For me, single, ACA, 452$ a month, deductible is 8400$.
Which reflects a long standing and growing trend in the health insurance industry in the US>
Since the US health care industry has no incentive whatsoever to manage cost, all the players “manage” their costs by raising the markup. They have also larded the “system” with layers of middlemen and consultants, specialists and people who often do very little but bill big for it. No one cares.
There is every incentive to do more of this, and virtually no incentive not to.
The insurance industry is the bank for the industry, and it adjusts its pricing (adding its considerable markup). Everybody gets rich, and the employers and employees pay.

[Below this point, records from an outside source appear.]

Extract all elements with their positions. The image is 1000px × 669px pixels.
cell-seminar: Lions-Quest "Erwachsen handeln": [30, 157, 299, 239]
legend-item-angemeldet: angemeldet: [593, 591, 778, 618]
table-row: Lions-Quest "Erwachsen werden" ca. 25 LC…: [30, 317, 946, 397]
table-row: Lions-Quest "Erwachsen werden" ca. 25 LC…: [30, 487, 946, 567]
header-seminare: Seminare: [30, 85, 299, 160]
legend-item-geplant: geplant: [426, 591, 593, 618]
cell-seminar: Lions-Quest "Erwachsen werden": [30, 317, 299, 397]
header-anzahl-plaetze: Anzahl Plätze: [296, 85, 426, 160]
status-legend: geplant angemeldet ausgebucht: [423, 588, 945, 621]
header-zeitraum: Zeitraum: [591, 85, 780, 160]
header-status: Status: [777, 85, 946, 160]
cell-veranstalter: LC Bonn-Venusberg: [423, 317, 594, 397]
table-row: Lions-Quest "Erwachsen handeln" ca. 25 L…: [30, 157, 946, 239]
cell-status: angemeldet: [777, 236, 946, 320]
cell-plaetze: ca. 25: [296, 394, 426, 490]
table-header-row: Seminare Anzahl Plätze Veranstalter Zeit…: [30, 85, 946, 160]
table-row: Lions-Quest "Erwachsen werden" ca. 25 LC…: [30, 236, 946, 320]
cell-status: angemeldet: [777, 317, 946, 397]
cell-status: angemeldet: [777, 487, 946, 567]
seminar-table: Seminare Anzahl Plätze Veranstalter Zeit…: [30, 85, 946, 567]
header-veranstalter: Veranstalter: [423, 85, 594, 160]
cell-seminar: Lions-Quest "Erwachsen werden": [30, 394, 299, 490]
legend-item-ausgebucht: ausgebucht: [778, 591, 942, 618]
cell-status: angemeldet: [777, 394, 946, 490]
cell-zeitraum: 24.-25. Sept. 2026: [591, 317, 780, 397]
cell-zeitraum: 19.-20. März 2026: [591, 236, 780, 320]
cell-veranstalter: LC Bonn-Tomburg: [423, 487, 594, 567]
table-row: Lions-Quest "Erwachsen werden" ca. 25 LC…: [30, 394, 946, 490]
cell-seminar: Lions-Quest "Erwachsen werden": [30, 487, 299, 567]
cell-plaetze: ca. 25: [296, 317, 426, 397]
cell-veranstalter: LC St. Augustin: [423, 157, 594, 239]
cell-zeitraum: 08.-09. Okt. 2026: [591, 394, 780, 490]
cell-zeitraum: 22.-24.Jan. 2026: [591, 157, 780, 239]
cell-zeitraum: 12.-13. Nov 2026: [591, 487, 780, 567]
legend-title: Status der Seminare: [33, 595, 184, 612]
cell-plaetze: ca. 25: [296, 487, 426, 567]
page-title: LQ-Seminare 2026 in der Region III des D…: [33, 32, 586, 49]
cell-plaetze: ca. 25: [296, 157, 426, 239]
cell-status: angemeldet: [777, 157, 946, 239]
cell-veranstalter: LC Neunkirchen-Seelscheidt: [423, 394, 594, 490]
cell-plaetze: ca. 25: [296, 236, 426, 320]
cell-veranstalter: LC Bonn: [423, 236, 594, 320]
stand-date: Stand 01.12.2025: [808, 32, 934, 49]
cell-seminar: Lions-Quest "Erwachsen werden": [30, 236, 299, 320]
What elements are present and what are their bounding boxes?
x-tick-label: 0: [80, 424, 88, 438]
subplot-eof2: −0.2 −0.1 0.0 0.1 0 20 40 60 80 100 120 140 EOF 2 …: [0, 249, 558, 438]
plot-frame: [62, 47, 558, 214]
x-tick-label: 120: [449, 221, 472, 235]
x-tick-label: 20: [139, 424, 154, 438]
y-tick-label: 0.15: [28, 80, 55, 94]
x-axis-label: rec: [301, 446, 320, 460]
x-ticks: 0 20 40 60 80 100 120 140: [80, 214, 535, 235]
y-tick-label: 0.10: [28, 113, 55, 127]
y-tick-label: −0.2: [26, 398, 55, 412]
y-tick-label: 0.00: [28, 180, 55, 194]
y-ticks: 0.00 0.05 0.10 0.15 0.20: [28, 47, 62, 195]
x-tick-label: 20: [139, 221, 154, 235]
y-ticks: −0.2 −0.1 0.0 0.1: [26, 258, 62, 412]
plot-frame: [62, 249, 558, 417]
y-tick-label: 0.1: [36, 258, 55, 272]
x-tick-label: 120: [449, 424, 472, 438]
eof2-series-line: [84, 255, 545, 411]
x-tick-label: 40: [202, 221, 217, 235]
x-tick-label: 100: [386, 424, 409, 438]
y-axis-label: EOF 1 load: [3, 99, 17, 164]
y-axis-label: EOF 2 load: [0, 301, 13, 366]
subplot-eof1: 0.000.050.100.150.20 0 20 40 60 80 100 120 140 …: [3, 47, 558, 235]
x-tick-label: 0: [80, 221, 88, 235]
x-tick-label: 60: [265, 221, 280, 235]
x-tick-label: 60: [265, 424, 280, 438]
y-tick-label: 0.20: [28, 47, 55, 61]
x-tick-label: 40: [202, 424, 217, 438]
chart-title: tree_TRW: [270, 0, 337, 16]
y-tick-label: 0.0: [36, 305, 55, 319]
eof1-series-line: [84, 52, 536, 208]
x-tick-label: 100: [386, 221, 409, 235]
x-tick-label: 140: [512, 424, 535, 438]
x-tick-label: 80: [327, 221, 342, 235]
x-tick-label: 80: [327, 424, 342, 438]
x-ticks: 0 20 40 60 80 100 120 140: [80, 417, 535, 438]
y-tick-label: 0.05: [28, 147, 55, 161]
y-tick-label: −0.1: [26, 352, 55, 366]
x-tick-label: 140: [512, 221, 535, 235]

It‘s a system that has richly rewarded its major componants, insurance companies, pharma companies, hospital chains, ets. All of who have the money to buy the lobbyists to work to insure that the golden goose continues to lay eggs.
This cycle has insured health care costs rose at rates considerably higher than the rate of inflation for four decades.
Employers compensated for the huge increases by cutting coverage, thus deductibles were born, and rose steadily to their present heights.
Conservaitves like to gripe about the high deductible rates of Bronze and Silver plans. And yet similar huge deductibles had already appeared, especially in smaller and medium sized businesses. Where the trend to high deductibles had been going on for years.
The cost plus institutional corruption and the strong disincentives for cost management in teh American health care industry are the main reason why the US is spending over 20% of its GDP on health care, far more than any other developed country. And why Americans pay twice as much per capita as people in ANY country with single payer national health insurance.